# pyo3-dlpack
Zero-copy DLPack tensor interop for PyO3.
This crate provides a safe and ergonomic way to exchange tensor data between
Rust and Python ML frameworks (PyTorch, JAX, TensorFlow, CuPy, etc.) using
the [DLPack](https://github.com/dmlc/dlpack) protocol.
## Features
- **Zero-copy**: Tensors are shared directly without copying data
- **PyO3 0.27+**: Uses the modern API (no deprecation warnings)

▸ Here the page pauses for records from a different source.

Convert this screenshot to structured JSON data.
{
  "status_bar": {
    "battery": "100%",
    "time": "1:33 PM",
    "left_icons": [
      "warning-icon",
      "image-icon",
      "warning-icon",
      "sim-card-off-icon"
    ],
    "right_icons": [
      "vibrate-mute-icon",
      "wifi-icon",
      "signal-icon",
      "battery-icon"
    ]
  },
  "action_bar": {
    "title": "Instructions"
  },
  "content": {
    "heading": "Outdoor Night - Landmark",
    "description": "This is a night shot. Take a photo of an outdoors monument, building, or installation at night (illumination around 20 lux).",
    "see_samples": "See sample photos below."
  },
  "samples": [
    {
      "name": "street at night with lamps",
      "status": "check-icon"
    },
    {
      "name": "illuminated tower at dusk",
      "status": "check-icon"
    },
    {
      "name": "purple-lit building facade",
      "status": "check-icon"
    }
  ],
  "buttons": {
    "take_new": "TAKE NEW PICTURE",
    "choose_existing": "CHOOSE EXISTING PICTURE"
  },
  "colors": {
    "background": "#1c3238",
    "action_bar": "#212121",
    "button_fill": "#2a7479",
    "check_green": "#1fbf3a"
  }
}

- **Bidirectional**: Import tensors from Python and export tensors to Python
- **Device-agnostic**: Works with CPU, CUDA, ROCm, and other devices
## Installation
Add to your `Cargo.toml`:
```toml
[dependencies]
pyo3-dlpack = "0.1"
pyo3 = "0.27"
```
## Usage
### Importing a tensor from Python
```rust
use pyo3::prelude::*;
use pyo3_dlpack::PyTensor;
#[pyfunction]
fn process_tensor(py: Python<'_>, obj: &Bound<'_, PyAny>) -> PyResult<()> {
let tensor = PyTensor::from_pyany(py, obj)?;
println!("Shape: {:?}", tensor.shape());
println!("Device: {:?}", tensor.device());
println!("Dtype: {:?}", tensor.dtype());
if tensor.device().is_cpu() {
// Safe to access data on CPU
let ptr = tensor.data_ptr() as *const f32;
// ... process the data
}
Ok(())
}
```
### Exporting a tensor to Python
```rust
use pyo3::prelude::*;
use pyo3_dlpack::{IntoDLPack, TensorInfo, cuda_device, dtype_f32};
use std::ffi::c_void;
struct MyGpuTensor {
device_ptr: u64,
shape: Vec<i64>,
device_id: i32,
}
impl IntoDLPack for MyGpuTensor {
fn tensor_info(&self) -> TensorInfo {
TensorInfo::contiguous(
self.device_ptr as *mut c_void,
cuda_device(self.device_id),
dtype_f32(),
self.shape.clone(),
)
}
}
#[pyfunction]
fn create_tensor(py: Python<'_>) -> PyResult<Py<PyAny>> {
let tensor = MyGpuTensor {
device_ptr: 0x12345678, // your actual device pointer
shape: vec![2, 3],
device_id: 0,
};
tensor.into_dlpack(py)
}
```
Python side:
```python
import torch
# Call your Rust function that returns a DLPack capsule
capsule = create_tensor()
# Convert to PyTorch tensor (zero-copy)
tensor = torch.from_dlpack(capsule)
```
## Supported Data Types
- Float: f16, f32, f64, bf16
- Integer: i8, i16, i32, i64
- Unsigned: u8, u16, u32, u64
- Boolean
## Supported Devices
- CPU
- CUDA
- CUDA Host (pinned memory)
- ROCm
- Metal
- Vulkan
- And more (see `DLDeviceType`)
## Performance
DLPack enables true zero-copy tensor sharing. Benchmark results on Apple M3:
| DLPack capsule export (1M f32) | **8.3 µs** | 7.3x faster |
| DLPack capsule import (1M f32) | **7.9 µs** | 7.7x faster |
| Vec clone baseline (1M f32) | 60.9 µs | - |
The DLPack overhead is constant regardless of tensor size - only metadata is processed,
not the actual data. This makes it ideal for large tensors where copying would be expensive.
```
# Rust criterion benchmarks (cargo bench)
export_capsule_1k time: [155.44 ns 159.74 ns 166.84 ns]
export_capsule_1m time: [7.71 µs 8.26 µs 8.89 µs]
import_capsule_1m time: [7.44 µs 7.89 µs 8.41 µs]
vec_clone_1m time: [60.45 µs 60.90 µs 61.38 µs]
```
Run benchmarks yourself:
- `make bench-rust` - Rust criterion benchmarks
- `make bench-python` - Python benchmarks
- `make bench` - All benchmarks
## Testing
Validate correctness and zero-copy behavior:
- `make test` - Unit + integration tests (105 tests)
- Tests verify data pointers are preserved across transfers
### Python environment
The test module is built with `maturin` using the same interpreter as tests.
Override it with `PYTHON=/path/to/python` if needed (e.g., a venv).
Default tests include PyTorch (`pip install -e ".[test]"`). For CI or lightweight runs, use `pip install -e ".[test-lite]"`.
## License
Licensed under the MIT license. See [LICENSE](LICENSE) for details.